Credit: Up the Resolution

Recently, Pandolfi and colleagues postulated that RNAs can communicate with each other by competing for binding to microRNAs (miRNAs), thereby regulating each other's expression. Four papers now provide support for this competing endogenous RNA (ceRNA) hypothesis and reveal roles for this type of regulation in development and cancer.

Three of the studies focused on the tumour suppressor phosphatase and tensin homologue (PTEN), the expression of which is altered in many human cancers, and examined how it might be regulated by ceRNAs. Using a range of approaches, the authors identified RNAs that may be interacting with PTEN RNA, some of which were co-expressed with PTEN in cells from patients with prostate cancer (Tay et al.), glioblastoma (Sumazin et al.) or melanoma (Karreth et al.). Interestingly, in all three studies, a subset of these transcripts positively modulated the expression of PTEN RNA, as their knockdown was accompanied by a significant reduction in PTEN RNA levels. This regulation was reciprocal, with depletion of PTEN RNA leading to a decrease in the levels of the studied transcripts.

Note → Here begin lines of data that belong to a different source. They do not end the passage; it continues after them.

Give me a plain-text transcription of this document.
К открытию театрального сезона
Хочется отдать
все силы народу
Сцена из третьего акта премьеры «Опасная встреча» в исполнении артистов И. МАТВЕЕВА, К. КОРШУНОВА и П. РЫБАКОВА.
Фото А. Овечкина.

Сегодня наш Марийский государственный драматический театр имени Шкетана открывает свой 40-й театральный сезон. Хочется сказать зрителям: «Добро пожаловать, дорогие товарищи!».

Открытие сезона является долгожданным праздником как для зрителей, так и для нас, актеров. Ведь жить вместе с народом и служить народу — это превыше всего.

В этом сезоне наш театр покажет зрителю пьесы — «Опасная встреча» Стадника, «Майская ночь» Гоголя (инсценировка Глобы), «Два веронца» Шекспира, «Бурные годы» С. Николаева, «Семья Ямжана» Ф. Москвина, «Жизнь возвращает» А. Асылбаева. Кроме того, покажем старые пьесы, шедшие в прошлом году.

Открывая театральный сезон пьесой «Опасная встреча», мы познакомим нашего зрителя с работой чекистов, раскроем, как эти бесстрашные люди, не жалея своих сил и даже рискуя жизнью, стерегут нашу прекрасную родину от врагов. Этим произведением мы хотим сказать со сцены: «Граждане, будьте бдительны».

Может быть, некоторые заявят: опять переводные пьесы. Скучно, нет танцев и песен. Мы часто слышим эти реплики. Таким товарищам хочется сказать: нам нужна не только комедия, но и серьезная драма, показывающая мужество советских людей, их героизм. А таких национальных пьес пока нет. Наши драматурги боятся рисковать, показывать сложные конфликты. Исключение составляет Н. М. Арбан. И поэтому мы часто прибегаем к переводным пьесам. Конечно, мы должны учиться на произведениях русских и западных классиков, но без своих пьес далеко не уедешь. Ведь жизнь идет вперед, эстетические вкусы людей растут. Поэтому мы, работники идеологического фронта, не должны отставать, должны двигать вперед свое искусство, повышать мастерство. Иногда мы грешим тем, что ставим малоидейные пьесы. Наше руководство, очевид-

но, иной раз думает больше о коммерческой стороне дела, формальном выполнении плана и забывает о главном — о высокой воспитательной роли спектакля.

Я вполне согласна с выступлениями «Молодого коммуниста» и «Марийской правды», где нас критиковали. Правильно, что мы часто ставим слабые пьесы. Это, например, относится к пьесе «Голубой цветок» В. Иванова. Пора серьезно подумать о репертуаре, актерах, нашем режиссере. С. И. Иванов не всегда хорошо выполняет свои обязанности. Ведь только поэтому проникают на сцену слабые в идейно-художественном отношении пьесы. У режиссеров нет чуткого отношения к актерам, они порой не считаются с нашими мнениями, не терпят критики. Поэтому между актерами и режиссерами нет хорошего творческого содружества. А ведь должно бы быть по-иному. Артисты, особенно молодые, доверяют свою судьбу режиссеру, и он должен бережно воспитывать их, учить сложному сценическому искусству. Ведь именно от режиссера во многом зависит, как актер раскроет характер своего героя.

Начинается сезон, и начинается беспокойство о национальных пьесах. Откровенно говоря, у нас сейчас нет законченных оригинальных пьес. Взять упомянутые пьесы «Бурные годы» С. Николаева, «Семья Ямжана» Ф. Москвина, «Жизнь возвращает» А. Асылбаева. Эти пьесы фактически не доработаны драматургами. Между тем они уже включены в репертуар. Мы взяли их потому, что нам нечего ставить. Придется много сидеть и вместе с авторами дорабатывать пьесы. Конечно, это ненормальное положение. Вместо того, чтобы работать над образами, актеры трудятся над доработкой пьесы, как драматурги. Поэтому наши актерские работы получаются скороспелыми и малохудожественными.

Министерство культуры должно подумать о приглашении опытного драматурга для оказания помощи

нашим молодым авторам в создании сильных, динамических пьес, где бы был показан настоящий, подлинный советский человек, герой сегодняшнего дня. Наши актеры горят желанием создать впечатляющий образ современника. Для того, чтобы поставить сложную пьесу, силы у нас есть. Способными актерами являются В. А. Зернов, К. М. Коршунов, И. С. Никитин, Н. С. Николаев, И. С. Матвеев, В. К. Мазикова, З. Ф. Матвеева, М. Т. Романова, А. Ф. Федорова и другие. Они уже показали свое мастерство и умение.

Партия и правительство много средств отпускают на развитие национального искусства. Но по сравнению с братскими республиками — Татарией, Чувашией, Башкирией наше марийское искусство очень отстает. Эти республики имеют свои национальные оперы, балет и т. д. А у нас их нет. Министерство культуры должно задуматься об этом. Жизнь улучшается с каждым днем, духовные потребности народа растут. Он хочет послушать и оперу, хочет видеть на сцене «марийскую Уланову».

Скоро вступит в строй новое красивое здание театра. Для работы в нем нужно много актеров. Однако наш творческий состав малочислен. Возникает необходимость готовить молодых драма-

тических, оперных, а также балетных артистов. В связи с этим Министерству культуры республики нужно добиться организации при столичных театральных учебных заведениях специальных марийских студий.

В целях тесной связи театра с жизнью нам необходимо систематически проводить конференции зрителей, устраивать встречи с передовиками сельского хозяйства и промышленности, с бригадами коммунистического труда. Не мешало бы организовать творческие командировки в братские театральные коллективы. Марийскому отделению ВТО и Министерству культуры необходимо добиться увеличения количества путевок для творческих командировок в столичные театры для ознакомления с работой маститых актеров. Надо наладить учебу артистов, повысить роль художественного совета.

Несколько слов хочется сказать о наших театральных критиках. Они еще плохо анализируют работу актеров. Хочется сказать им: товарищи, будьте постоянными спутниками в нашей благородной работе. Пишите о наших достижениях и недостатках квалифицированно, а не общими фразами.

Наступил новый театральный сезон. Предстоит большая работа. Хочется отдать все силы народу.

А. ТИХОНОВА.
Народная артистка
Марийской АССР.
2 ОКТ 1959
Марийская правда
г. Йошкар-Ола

The ceRNA hypothesis postulates that interactions between RNAs are mediated by competitive binding of these RNAs to miRNAs — this was in fact one of the principles used by Sumazin et al. to identify candidate miRNA-mediated interactions, including more than 500 PTEN-regulating RNAs. Consistently, Tay et al. and Karreth et al. showed that, in the absence of miRNAs, depletion of ceRNAs does not affect the expression of PTEN RNA, indicating that the RNA–RNA interaction is miRNA dependent.

a whole new level of regulation in gene expression

So what is the physiological role of the PTEN RNA–ceRNA interaction? All three studies show that, by binding miRNAs that normally inhibit PTEN, ceRNAs enhance PTEN expression and thereby have tumour-suppressive properties. This may be caused, at least in part, by the increased availability of PTEN to inhibit the oncogenic phosphoinositide 3-kinase pathway, its canonical target, as shown by Tay et al. and Karreth et al.

But it is not just coding transcripts that can act as ceRNAs — Cesana et al. describe a similar interaction between a long non-coding RNA (lncRNA) and coding transcripts in the context of muscle development. The authors identified a lncRNA within the genomic region encoding miRNAs that are known to regulate myoblast differentiation. This lncRNA, which they termed linc-MD1, was muscle specific and was induced upon myoblast differentiation. Furthermore, Cesana et al. found that linc-MD1 interacted with miR-133 and miR-135, two miRNAs with roles in muscle physiology. Interestingly, miR-133 and miR-135 were also found to bind to, and regulate the expression of, two proteins involved in myoblast differentiation, myocyte-specific enhancer factor 2C (MEF2C) and Mastermind-like 1 (MAML1). Importantly, the levels of MEF2C and MAML1 increased in the presence of linc-MD1 and decreased following its depletion. Together, these findings indicate that linc-MD1 acts as a ceRNA by binding miR-133 and miR-135 and preventing them from binding to, and blocking the expression of, MAML1 and MEF2C.

These four studies show that RNAs compete for binding to miRNAs and can thereby regulate each other's expression. This reveals a whole new level of regulation in gene expression, controlled by an extensive interacting network of both coding and non-coding RNAs, which will have implications beyond the examples discussed above. Further work is now required to start unravelling this complex network and understanding its involvement in both normal and pathological conditions.